The association between BRAF status (BRAF mutated concordance; BRAF wild type concordance; BRAF mutation discordant) of the first and second primary melanoma for each patient and dermoscopic similar appearance was evaluated.
Statistical analysis was performed using the Fisher exact test or v2 analysis, where appropriate, in order to evaluate the association between the dermoscopic features of the melanomas (similar or different) and the given parameters.
The study sample was composed of 62 patients (36 males, 58%) and 136 melanomas. Mean age at the time of first melanoma was 53 years (range 15-88). The majority of patients had 2 melanomas (n=48; 77.4%), 11 patients had 3 melanomas (17.8%); 2 had 4 melanomas (3.2%), and 1 had 5 (1.6%) primary tumors. In 18 cases the melanomas were synchronous; 21 shared the same location. (Table 1)
Genotype was analyzed in all melanomas for which a dermoscopic image was available (n= 136). BRAF mutations were found in 38% of cases and included the following genotypes: V600E (n=50); V600R (n=1). A total of 85 (62%) cases harbored the BRAF wild type. BRAF mutational status concordance between first and second melanoma was observed in 13/62 (20.9%) patients. In 31/62 (50.0%) cases, patients had 2 melanomas BRAF wild type. In 18/62 (29.1%) there was no consistency between mutation pattern of first and subsequent melanoma.
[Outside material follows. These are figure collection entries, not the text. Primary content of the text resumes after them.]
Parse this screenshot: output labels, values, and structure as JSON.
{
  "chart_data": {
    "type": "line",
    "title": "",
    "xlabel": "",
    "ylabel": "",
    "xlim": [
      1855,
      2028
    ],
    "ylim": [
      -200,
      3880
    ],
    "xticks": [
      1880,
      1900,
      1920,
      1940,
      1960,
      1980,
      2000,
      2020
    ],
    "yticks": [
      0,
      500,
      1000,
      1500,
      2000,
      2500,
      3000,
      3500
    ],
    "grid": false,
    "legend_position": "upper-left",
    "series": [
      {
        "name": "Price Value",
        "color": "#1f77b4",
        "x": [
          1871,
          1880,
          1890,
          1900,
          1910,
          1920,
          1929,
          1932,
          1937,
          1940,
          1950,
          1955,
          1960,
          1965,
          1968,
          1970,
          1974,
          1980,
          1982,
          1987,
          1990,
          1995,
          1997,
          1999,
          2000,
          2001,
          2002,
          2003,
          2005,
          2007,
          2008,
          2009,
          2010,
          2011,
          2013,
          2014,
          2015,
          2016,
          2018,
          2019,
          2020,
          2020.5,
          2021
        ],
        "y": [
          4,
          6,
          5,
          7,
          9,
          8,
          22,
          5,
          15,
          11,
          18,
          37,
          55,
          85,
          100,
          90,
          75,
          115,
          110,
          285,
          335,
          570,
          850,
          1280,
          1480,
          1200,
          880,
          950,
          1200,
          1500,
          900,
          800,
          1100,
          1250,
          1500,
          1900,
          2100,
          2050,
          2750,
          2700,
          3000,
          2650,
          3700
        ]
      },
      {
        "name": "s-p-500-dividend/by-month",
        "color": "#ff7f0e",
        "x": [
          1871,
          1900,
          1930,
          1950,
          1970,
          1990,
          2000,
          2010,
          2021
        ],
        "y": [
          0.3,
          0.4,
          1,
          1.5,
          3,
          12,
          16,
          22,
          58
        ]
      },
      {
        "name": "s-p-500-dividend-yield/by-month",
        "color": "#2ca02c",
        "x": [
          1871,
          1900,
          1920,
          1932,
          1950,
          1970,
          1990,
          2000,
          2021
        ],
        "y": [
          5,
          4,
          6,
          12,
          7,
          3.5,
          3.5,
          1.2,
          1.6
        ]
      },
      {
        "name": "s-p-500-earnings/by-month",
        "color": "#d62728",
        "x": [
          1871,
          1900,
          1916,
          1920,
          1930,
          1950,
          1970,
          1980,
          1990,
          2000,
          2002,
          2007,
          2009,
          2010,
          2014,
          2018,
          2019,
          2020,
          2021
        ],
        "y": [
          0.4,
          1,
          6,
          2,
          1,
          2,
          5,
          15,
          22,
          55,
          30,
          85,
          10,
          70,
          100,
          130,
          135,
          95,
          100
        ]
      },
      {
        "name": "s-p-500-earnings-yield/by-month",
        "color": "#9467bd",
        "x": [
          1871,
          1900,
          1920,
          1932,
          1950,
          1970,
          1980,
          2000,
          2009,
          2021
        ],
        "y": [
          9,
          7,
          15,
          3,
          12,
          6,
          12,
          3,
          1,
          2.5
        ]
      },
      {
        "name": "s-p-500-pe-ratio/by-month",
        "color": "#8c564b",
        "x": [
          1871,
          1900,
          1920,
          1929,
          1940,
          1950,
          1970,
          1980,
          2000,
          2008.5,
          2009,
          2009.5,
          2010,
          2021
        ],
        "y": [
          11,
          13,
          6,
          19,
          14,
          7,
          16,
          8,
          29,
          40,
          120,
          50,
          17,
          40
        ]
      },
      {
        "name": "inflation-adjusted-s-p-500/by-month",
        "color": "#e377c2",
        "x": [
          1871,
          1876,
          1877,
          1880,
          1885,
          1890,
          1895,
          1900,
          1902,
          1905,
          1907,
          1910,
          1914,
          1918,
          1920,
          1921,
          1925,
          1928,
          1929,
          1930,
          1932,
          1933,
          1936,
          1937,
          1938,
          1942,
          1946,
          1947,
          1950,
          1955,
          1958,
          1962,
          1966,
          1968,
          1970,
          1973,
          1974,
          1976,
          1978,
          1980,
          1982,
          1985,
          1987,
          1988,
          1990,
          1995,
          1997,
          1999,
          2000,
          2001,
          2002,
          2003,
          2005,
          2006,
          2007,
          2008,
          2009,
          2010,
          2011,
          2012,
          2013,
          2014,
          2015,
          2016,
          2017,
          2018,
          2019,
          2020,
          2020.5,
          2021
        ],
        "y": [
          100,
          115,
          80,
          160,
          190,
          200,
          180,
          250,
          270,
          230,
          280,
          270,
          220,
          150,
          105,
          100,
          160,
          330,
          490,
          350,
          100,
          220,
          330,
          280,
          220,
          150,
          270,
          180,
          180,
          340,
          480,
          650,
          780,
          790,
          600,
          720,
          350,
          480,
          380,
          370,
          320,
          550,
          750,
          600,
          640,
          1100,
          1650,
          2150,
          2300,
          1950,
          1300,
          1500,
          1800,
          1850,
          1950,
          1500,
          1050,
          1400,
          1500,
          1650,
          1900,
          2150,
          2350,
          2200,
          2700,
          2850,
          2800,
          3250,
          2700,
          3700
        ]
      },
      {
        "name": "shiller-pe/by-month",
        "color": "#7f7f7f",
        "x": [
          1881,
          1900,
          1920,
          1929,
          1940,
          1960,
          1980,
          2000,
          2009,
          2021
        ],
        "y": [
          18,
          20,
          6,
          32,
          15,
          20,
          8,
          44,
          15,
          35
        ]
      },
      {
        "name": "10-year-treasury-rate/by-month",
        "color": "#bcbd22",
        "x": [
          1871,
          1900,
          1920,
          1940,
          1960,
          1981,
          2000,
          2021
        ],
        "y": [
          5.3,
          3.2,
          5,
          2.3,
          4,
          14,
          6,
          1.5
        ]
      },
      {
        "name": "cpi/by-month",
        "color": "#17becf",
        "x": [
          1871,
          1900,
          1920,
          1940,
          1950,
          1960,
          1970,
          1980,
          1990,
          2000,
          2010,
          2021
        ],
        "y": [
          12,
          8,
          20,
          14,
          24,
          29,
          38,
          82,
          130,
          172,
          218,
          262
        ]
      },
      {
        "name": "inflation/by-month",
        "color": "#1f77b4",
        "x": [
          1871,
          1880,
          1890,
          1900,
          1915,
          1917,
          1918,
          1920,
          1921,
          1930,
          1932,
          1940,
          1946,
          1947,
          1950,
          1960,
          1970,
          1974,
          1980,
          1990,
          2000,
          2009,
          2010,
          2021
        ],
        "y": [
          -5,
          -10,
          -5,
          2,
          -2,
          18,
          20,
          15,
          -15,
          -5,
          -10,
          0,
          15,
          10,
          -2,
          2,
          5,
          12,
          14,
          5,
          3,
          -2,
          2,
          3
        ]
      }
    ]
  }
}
None of the patients with more than 2 melanomas had a concordant BRAF status in all lesions except one patient with 3 melanomas all harboring the V600E mutation.
Regarding dermoscopy features, there was a good concordance between the two methods used for the definition of the dermoscopic similarity. Both the “scoring method” and the “prevalent pattern method” resulted in the same conclusion regarding the definition of “similar or different” melanomas.
In 24 cases the first and second melanomas of a given patient shared the same prevalent pattern. Interestingly, when both melanomas were BRAF mutated, they had a higher chance to be dermoscopically similar. In detail, when using the scoring method, melanomas having a concordance score > 5 had a 4-fold probability to have a concordant mutational status (OR: 4,616; 95%CI 1.397-15.253; P: .012). Moreover, synchronous melanomas had a 6-fold probability of sharing the same mutational status (OR: 5,860; 95%CI 1.396-24.599; P: .016). Similarly, melanomas with same prevalent pattern had a higher probability of sharing the same mutational status.